Take STEM — science, technology, engineering and mathematics — and add the arts. It turns STEM into STEAM.
More than 30 Murfreesboro and Rutherford Country youngsters in grades K-7 are experiencing STEAM Week at MTSU.
Sponsored by the Tennessee STEM Education Center, STEAM Week is an art- and dance-focused camp combined with science, technology, engineering and mathematics training, along with the added discipline of visual arts. Students are being exposed to different art forms including mural design, ceramics, clay and oil paints.
Annie Frierson, 10, a sixth-grader at Mitchell-Neilson Elementary School, said the event “was really fun.”
“I learned a lot about art and learned about coding. We played with robots in the technology lab.”
Frierson has attended Camp STEM at MTSU, but this was her first time to be a part of STEAM Week.
Activities included:
- Building “doodling robots,” creations that drew for the children.
- A visit from artist Jonathan Garner, who brought the science of explosion.

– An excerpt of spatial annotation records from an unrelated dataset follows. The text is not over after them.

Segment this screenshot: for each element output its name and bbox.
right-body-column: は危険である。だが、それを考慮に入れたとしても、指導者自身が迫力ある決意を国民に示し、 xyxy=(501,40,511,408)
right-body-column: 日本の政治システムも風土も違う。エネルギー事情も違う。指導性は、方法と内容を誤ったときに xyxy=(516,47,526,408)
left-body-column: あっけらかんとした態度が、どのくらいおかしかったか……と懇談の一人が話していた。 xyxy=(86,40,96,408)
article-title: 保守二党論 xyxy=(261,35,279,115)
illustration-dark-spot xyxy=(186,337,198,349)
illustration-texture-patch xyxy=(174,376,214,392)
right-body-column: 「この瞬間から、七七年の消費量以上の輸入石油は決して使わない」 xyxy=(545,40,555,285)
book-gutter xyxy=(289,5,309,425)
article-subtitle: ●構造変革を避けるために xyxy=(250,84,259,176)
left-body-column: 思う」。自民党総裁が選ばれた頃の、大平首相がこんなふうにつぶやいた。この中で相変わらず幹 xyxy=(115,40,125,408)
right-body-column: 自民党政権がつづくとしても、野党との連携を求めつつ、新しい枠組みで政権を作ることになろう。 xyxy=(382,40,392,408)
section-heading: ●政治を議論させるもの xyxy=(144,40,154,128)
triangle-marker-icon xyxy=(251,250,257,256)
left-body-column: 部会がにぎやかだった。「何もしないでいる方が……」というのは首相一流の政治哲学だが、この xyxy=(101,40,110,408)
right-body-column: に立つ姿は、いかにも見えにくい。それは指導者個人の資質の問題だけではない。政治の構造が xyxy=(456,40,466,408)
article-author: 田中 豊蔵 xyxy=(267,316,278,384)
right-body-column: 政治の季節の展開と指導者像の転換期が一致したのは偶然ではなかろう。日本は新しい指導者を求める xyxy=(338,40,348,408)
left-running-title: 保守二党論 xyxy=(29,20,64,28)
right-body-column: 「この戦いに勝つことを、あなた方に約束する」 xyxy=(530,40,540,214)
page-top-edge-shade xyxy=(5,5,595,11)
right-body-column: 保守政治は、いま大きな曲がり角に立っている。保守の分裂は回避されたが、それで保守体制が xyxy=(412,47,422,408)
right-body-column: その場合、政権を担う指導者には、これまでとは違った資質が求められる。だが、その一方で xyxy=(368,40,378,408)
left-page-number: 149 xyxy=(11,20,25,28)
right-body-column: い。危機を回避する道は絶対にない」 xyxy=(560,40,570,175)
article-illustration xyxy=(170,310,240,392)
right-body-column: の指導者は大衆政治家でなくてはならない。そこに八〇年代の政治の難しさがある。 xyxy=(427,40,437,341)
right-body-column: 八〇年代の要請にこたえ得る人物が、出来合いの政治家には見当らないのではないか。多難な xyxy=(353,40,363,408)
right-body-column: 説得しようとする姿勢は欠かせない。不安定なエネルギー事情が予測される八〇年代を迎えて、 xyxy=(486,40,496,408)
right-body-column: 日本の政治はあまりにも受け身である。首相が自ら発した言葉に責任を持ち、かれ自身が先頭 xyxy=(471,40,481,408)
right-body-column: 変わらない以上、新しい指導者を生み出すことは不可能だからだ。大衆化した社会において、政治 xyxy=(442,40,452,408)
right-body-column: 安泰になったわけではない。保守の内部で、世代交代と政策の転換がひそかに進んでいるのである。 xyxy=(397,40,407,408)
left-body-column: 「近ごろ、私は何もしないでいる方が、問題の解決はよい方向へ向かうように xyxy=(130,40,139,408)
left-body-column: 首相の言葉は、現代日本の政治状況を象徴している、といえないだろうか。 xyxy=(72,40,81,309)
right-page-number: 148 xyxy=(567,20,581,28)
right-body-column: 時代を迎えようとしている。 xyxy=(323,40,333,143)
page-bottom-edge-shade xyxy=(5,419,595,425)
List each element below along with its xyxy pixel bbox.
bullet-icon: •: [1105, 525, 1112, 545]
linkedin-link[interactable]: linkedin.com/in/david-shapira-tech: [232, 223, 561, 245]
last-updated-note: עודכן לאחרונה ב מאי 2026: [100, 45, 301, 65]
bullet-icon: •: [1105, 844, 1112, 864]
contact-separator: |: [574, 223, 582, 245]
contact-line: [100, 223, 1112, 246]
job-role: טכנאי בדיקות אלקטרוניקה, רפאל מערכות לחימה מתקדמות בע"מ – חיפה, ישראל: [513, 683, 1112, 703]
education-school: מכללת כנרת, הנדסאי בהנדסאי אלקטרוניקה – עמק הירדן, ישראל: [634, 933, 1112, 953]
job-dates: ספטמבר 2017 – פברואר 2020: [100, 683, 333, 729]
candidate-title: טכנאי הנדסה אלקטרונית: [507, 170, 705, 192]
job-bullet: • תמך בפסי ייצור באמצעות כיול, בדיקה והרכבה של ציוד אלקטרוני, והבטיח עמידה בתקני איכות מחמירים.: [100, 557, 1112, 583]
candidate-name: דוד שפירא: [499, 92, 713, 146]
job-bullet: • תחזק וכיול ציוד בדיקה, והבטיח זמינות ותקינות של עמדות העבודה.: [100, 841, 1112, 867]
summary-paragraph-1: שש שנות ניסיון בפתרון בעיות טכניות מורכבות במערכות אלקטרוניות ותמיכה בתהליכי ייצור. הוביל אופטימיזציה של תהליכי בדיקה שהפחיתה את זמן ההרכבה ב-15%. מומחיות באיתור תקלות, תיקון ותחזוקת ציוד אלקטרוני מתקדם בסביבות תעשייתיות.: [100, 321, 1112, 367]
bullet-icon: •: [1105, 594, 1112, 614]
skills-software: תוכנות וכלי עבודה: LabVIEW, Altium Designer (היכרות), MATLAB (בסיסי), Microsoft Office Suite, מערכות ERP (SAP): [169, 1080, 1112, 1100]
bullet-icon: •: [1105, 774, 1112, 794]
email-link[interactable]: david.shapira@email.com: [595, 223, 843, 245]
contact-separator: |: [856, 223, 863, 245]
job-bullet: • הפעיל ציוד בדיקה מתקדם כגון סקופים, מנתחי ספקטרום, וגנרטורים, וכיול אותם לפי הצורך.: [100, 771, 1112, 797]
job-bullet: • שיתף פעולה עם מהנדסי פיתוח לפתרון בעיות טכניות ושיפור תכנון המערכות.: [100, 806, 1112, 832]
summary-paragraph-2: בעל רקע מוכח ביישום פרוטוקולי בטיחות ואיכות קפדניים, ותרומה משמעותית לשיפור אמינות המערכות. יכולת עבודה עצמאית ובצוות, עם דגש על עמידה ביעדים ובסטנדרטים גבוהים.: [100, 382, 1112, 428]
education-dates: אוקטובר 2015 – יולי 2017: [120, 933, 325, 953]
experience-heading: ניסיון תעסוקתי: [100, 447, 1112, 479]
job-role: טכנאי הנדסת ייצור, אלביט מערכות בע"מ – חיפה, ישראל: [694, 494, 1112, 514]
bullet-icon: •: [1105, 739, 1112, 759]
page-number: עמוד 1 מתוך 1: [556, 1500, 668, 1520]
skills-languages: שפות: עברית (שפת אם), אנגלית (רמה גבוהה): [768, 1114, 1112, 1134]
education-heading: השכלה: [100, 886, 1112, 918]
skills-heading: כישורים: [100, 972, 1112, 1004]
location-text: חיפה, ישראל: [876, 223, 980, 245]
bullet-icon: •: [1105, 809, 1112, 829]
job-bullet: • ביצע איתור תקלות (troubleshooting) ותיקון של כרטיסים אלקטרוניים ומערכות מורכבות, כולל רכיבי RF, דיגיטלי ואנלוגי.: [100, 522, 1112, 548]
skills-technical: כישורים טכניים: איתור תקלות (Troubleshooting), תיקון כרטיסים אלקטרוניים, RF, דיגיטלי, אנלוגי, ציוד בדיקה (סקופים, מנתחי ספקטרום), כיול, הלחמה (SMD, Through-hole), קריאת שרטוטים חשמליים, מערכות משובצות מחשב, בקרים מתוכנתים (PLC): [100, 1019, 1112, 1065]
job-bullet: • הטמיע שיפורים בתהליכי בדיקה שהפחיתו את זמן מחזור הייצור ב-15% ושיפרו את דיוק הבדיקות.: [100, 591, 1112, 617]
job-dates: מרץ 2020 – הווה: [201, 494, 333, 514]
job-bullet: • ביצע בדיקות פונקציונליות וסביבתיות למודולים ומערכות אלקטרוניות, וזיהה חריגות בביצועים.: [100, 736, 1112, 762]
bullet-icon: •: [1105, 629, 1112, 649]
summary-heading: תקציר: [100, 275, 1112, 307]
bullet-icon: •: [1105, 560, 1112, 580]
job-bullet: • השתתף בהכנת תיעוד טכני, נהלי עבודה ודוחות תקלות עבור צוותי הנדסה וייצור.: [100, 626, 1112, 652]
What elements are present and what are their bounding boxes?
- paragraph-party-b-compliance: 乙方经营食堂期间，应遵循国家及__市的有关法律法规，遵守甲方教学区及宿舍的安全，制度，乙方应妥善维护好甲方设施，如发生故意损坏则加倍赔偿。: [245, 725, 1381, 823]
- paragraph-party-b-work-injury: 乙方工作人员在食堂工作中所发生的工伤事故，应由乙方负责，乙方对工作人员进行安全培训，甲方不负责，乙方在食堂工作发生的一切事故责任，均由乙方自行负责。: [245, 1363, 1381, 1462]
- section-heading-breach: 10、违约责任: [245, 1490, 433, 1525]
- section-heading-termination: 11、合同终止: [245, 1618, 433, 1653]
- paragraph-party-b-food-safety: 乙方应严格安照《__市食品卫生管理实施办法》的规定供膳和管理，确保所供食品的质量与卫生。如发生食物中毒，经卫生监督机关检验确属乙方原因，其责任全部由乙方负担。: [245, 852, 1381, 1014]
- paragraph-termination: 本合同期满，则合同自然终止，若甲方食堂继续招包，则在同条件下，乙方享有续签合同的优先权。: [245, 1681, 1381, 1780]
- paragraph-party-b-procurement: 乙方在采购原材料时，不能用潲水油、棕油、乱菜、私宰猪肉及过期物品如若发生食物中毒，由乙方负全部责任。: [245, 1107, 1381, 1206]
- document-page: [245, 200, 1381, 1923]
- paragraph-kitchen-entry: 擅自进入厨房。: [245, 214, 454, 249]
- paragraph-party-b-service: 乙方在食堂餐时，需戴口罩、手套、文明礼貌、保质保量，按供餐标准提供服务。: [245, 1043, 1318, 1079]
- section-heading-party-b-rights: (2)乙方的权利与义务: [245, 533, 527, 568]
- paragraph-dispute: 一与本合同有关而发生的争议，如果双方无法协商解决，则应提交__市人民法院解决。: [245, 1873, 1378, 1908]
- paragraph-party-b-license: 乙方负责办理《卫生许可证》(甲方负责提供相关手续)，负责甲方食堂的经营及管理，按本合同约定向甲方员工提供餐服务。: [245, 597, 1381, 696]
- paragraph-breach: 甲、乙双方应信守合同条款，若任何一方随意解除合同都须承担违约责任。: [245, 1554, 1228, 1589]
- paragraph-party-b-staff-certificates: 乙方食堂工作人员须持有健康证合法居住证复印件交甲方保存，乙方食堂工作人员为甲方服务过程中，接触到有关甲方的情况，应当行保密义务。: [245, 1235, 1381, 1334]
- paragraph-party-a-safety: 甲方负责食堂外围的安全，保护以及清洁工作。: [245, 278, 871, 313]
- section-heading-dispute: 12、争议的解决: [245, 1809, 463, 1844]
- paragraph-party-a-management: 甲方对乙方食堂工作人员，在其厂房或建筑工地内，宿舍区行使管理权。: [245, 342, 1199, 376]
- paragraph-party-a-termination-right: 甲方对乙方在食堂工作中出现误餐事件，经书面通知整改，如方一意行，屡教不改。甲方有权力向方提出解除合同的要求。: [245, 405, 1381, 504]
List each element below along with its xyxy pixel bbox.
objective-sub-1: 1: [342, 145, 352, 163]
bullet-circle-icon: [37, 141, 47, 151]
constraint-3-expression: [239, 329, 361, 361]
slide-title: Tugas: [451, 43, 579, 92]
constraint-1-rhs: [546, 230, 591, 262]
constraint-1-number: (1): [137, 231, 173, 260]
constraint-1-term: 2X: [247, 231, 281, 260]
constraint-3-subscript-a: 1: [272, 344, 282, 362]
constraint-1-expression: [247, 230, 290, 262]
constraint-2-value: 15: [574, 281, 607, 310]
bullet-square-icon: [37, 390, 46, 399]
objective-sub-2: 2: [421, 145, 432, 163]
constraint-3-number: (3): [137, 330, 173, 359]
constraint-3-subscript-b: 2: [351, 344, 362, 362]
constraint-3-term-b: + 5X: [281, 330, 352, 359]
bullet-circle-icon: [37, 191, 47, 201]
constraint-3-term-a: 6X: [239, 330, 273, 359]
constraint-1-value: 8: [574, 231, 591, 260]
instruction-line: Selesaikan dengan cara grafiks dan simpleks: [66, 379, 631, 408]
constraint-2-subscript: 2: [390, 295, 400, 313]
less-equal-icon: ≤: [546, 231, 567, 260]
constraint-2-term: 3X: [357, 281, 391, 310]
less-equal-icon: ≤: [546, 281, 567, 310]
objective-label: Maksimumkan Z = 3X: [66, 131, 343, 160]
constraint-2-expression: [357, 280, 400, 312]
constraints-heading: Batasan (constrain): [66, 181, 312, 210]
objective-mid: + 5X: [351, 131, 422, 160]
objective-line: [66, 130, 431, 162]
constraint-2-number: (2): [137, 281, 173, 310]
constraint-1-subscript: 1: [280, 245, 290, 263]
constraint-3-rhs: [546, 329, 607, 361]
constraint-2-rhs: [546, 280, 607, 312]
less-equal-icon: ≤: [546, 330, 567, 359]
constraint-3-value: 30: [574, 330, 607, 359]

- Exploring the science of music with Hobgood Elementary teacher Corynn Moore and Matthew Pyles from Harpeth Hall School in Nashville.
- The science of dance, led by instructor Heather Brown, an educational assistant at Mitchell-Neilson.
- A visit by Murfreesboro City Police Department’s SWAT team robot.
The group will visit the MTSU Engineering Technology laboratories and learn about solar boats, lunar rovers and more.
Part of July 19’s activities were filmed by Nashville’s WNPT for airing at a later date.